Alunni poco concentrati?

Una collega di matematica - in relazione al post del 7 maggio - mi ha mandato questo passo di un libro che ha letto recentemente. Lo pubblico a beneficio di tutti perché affronta in modo interessante l'annoso problema della concentrazione degli alunni:
"Tuttavia, le espressioni della vita vengono spesso considerate ingombranti in un quadro pedagogico. Così, un alunno che «sogna» in classe si espone a dure critiche. Gli si rimprovera di «non essere concentrato», con il pretesto che invece di appassionarsi alla moltiplicazione, al teorema di Talete o alle integrazioni di funzioni, pensa alle sue prossime vacanze, ai suoi primi idilli, ai conflitti che lo contrappongono ai genitori, al disaccordo con il suo migliore amico ecc.

Forse ci si dovrebbe piuttosto congratulare con lui? Ecco un alunno sano che non dimentica di vivere! Ma soprattutto, l’idea della «mancanza di concentrazione» mi pare inappropriata. Mi sembra invece che se un alunno prova il bisogno di immergersi nelle sue «fantasticherie», è spesso perché la materia studiata lo porta troppo lontano da lui stesso. Pensando alla propria vita, alle proprie emozioni, si concentra su se stesso: si ricentra. Così, non si dovrebbe dire che un alunno non riesce a concentrarsi, ma che non riesce a decentrarsi, ad allontanarsi da ciò che è per interessarsi alla lezione.


La tradizione, che contrappone ragione e sentimenti, emozioni e pensiero, «vera vita» e intelletto, è assai resistente. Il ragionamento intellettuale sarebbe per essenza freddo e privo di passione. Ricordo che questo principio costituiva il postulato di base di un test destinato a «misurare il quoziente intellettivo» dei bambini. Si sottoponeva loro un brano che narrava nei minimi particolari delle storie sgradevoli (di malattie, di incidenti, di feriti, non ricordo con precisione). Il bambino doveva lavorare su tale brano - riassumerlo, o forse rimettere le frasi in ordine, anche questo, curiosamente, l’ho scordato.
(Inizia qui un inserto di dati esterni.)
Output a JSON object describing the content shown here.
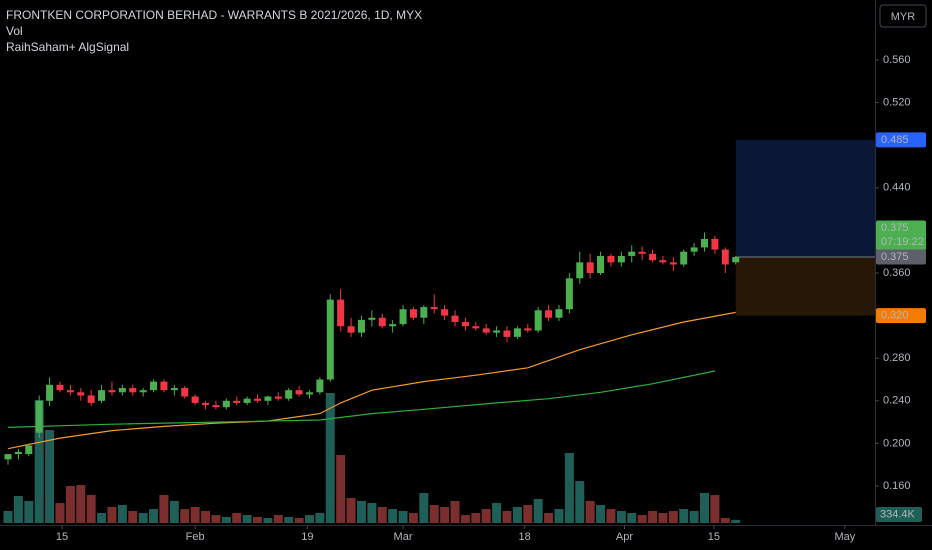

Dato che, come giovane tirocinante psicologa, mi stupivo di quegli orrori, mi spiegarono che tutto l’interesse della prova stava proprio nel carattere sgradevole del brano: si trattava di testare la facoltà del bambino di prescindere dalle proprie emozioni per continuare a riflettere!


Che senso ha immaginare che il pensiero fiorisca quando la vita si ferma? Come sostenere per un attimo l’ideale dell’alunno «automa» che lascerebbe in spogliatoio ciò che è per arrivare a lezione come una pagina bianca, un recipiente vuoto, da riempire? Considerando le emozioni, il tumulto della vita come tante distrazioni, tanti contenuti indesiderabili di cui bisogna fare tabula rasa, si esalta un alunno fantoccio, inerte, morto".